The issue with regard to what must be made GPL and what must not be is unclear and will likely remain that way for some time.
The two points of view are:
1. WP Themes derive from WP and so must be GPL.
2. Themes are original creations and so are not derivative except insofar as they use certain WP-specific functions and such to work.
Both points of view have some backing behind them.
What's not stated is that arguing them is more than a little pointless, because here's the real truth of the matter: Unless the copyright holder(s) of WordPress wish to assert their copyright and take somebody to court over it, it's a bit of a moot issue. Nobody else can call them out on it, since *if* a theme author is infringing copyright by not releasing their theme under GPL, then they're infringing the copyright of WordPress itself.
So as long as Matt and the other WordPress copyright holders don't call lawyers, there's really nothing to discuss.
Back on the original topic:
If the theme is GPL, then of course, you're free to rerelease.
If not, or if it's unclear, then you should try to get somebody's permission first.
If the theme, as it is in this case, is derived from another theme in the first place, then look for a license there.

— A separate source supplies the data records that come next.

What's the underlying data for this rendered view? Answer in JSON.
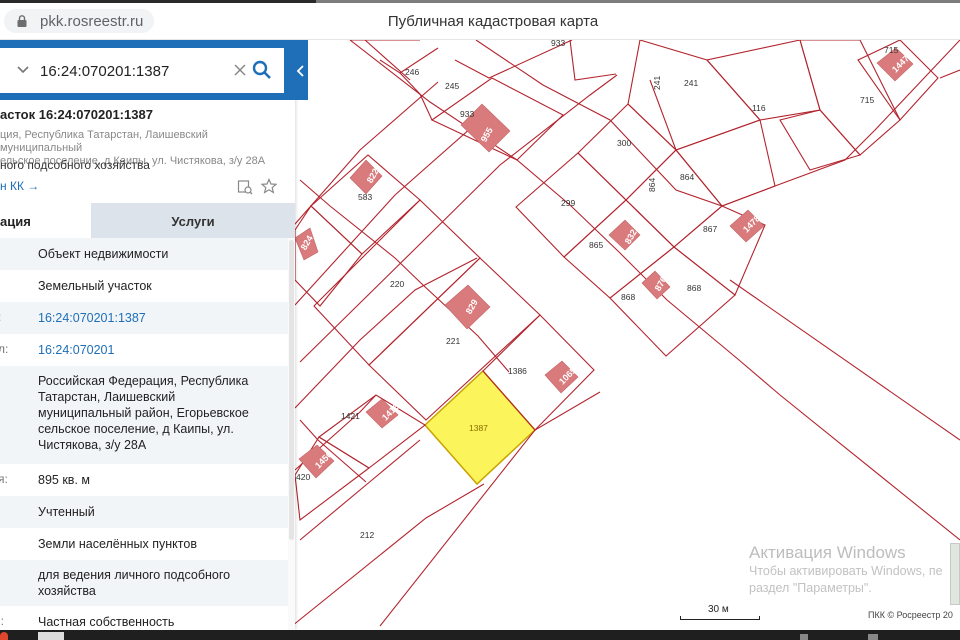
{
  "browser": {
    "url": "pkk.rosreestr.ru",
    "page_title": "Публичная кадастровая карта",
    "lock_icon": "lock-icon"
  },
  "search": {
    "value": "16:24:070201:1387",
    "icons": [
      "chevron-down-icon",
      "close-icon",
      "search-icon",
      "chevron-left-icon"
    ]
  },
  "object": {
    "title": "асток 16:24:070201:1387",
    "address_lines": [
      "ция, Республика Татарстан, Лаишевский муниципальный",
      "ельское поселение, д Каипы, ул. Чистякова, з/у 28А"
    ],
    "use": "ного подсобного хозяйства",
    "cc_link": "н КК →",
    "icons": [
      "bookmark-search-icon",
      "star-icon"
    ]
  },
  "tabs": {
    "info": "ация",
    "services": "Услуги"
  },
  "rows": [
    {
      "label": "",
      "value": "Объект недвижимости"
    },
    {
      "label": "",
      "value": "Земельный участок"
    },
    {
      "label": ":",
      "value": "16:24:070201:1387"
    },
    {
      "label": "л:",
      "value": "16:24:070201"
    },
    {
      "label": "",
      "value_lines": [
        "Российская Федерация, Республика",
        "Татарстан, Лаишевский",
        "муниципальный район, Егорьевское",
        "сельское поселение, д Каипы, ул.",
        "Чистякова, з/у 28А"
      ]
    },
    {
      "label": "я:",
      "value": "895 кв. м"
    },
    {
      "label": "",
      "value": "Учтенный"
    },
    {
      "label": "",
      "value": "Земли населённых пунктов"
    },
    {
      "label": "",
      "value_lines": [
        "для ведения личного подсобного",
        "хозяйства"
      ]
    },
    {
      "label": "i:",
      "value": "Частная собственность"
    }
  ],
  "map": {
    "parcel_labels": [
      "933",
      "246",
      "245",
      "241",
      "241",
      "116",
      "715",
      "715",
      "300",
      "299",
      "864",
      "864",
      "867",
      "865",
      "868",
      "868",
      "220",
      "221",
      "583",
      "1386",
      "1387",
      "1421",
      "420",
      "212"
    ],
    "building_labels": [
      "955",
      "822",
      "824",
      "832",
      "876",
      "1478",
      "1447",
      "829",
      "1065",
      "1416",
      "1450"
    ],
    "colors": {
      "parcel_border": "#b3242e",
      "building_fill": "#d97b7d",
      "selected_fill": "#fbf45a",
      "selected_border": "#c8a800"
    }
  },
  "overlays": {
    "watermark_title": "Активация Windows",
    "watermark_line1": "Чтобы активировать Windows, пе",
    "watermark_line2": "раздел \"Параметры\".",
    "scale_label": "30 м",
    "copyright": "ПКК © Росреестр 20"
  },
  "colors": {
    "accent": "#1e6fb7",
    "tab_inactive": "#dde3ea"
  }
}
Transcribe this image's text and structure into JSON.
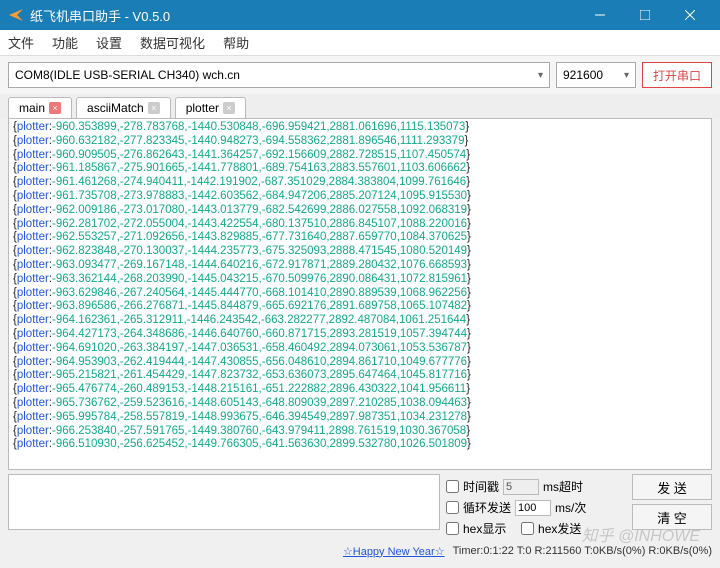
{
  "window": {
    "title": "纸飞机串口助手 - V0.5.0"
  },
  "menu": {
    "file": "文件",
    "func": "功能",
    "settings": "设置",
    "dataviz": "数据可视化",
    "help": "帮助"
  },
  "toolbar": {
    "port": "COM8(IDLE  USB-SERIAL CH340) wch.cn",
    "baud": "921600",
    "open": "打开串口"
  },
  "tabs": {
    "main": "main",
    "ascii": "asciiMatch",
    "plotter": "plotter"
  },
  "terminal_lines": [
    [
      "-960.353899",
      "-278.783768",
      "-1440.530848",
      "-696.959421",
      "2881.061696",
      "1115.135073"
    ],
    [
      "-960.632182",
      "-277.823345",
      "-1440.948273",
      "-694.558362",
      "2881.896546",
      "1111.293379"
    ],
    [
      "-960.909505",
      "-276.862643",
      "-1441.364257",
      "-692.156609",
      "2882.728515",
      "1107.450574"
    ],
    [
      "-961.185867",
      "-275.901665",
      "-1441.778801",
      "-689.754163",
      "2883.557601",
      "1103.606662"
    ],
    [
      "-961.461268",
      "-274.940411",
      "-1442.191902",
      "-687.351029",
      "2884.383804",
      "1099.761646"
    ],
    [
      "-961.735708",
      "-273.978883",
      "-1442.603562",
      "-684.947206",
      "2885.207124",
      "1095.915530"
    ],
    [
      "-962.009186",
      "-273.017080",
      "-1443.013779",
      "-682.542699",
      "2886.027558",
      "1092.068319"
    ],
    [
      "-962.281702",
      "-272.055004",
      "-1443.422554",
      "-680.137510",
      "2886.845107",
      "1088.220016"
    ],
    [
      "-962.553257",
      "-271.092656",
      "-1443.829885",
      "-677.731640",
      "2887.659770",
      "1084.370625"
    ],
    [
      "-962.823848",
      "-270.130037",
      "-1444.235773",
      "-675.325093",
      "2888.471545",
      "1080.520149"
    ],
    [
      "-963.093477",
      "-269.167148",
      "-1444.640216",
      "-672.917871",
      "2889.280432",
      "1076.668593"
    ],
    [
      "-963.362144",
      "-268.203990",
      "-1445.043215",
      "-670.509976",
      "2890.086431",
      "1072.815961"
    ],
    [
      "-963.629846",
      "-267.240564",
      "-1445.444770",
      "-668.101410",
      "2890.889539",
      "1068.962256"
    ],
    [
      "-963.896586",
      "-266.276871",
      "-1445.844879",
      "-665.692176",
      "2891.689758",
      "1065.107482"
    ],
    [
      "-964.162361",
      "-265.312911",
      "-1446.243542",
      "-663.282277",
      "2892.487084",
      "1061.251644"
    ],
    [
      "-964.427173",
      "-264.348686",
      "-1446.640760",
      "-660.871715",
      "2893.281519",
      "1057.394744"
    ],
    [
      "-964.691020",
      "-263.384197",
      "-1447.036531",
      "-658.460492",
      "2894.073061",
      "1053.536787"
    ],
    [
      "-964.953903",
      "-262.419444",
      "-1447.430855",
      "-656.048610",
      "2894.861710",
      "1049.677776"
    ],
    [
      "-965.215821",
      "-261.454429",
      "-1447.823732",
      "-653.636073",
      "2895.647464",
      "1045.817716"
    ],
    [
      "-965.476774",
      "-260.489153",
      "-1448.215161",
      "-651.222882",
      "2896.430322",
      "1041.956611"
    ],
    [
      "-965.736762",
      "-259.523616",
      "-1448.605143",
      "-648.809039",
      "2897.210285",
      "1038.094463"
    ],
    [
      "-965.995784",
      "-258.557819",
      "-1448.993675",
      "-646.394549",
      "2897.987351",
      "1034.231278"
    ],
    [
      "-966.253840",
      "-257.591765",
      "-1449.380760",
      "-643.979411",
      "2898.761519",
      "1030.367058"
    ],
    [
      "-966.510930",
      "-256.625452",
      "-1449.766305",
      "-641.563630",
      "2899.532780",
      "1026.501809"
    ]
  ],
  "bottom": {
    "timestamp": "时间戳",
    "timestamp_val": "5",
    "ms_timeout": "ms超时",
    "loop_send": "循环发送",
    "loop_val": "100",
    "ms_per": "ms/次",
    "hex_disp": "hex显示",
    "hex_send": "hex发送",
    "send_btn": "发 送",
    "clear_btn": "清 空"
  },
  "status": {
    "happy": "☆Happy New Year☆",
    "timer": "Timer:0:1:22 T:0 R:211560   T:0KB/s(0%) R:0KB/s(0%)"
  },
  "watermark": "知乎 @INHOWE"
}
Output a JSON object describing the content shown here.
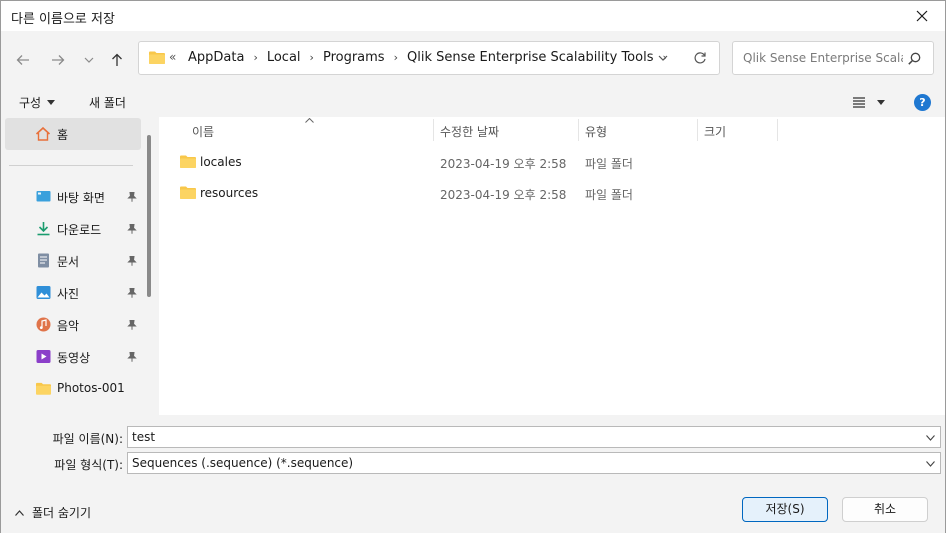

If that one is GPL, then so is this new one, and you're good to go.
Also, consider the possible consequences. Worst case: Somebody says that you're infringing their copyright, you remove the theme, done. It's highly unlikely that any court action will happen, and if it did, it's highly unlikely that they'd be able to prove any damages, since the original theme was a) free and b) non-functional before you fixed it up and rereleased it.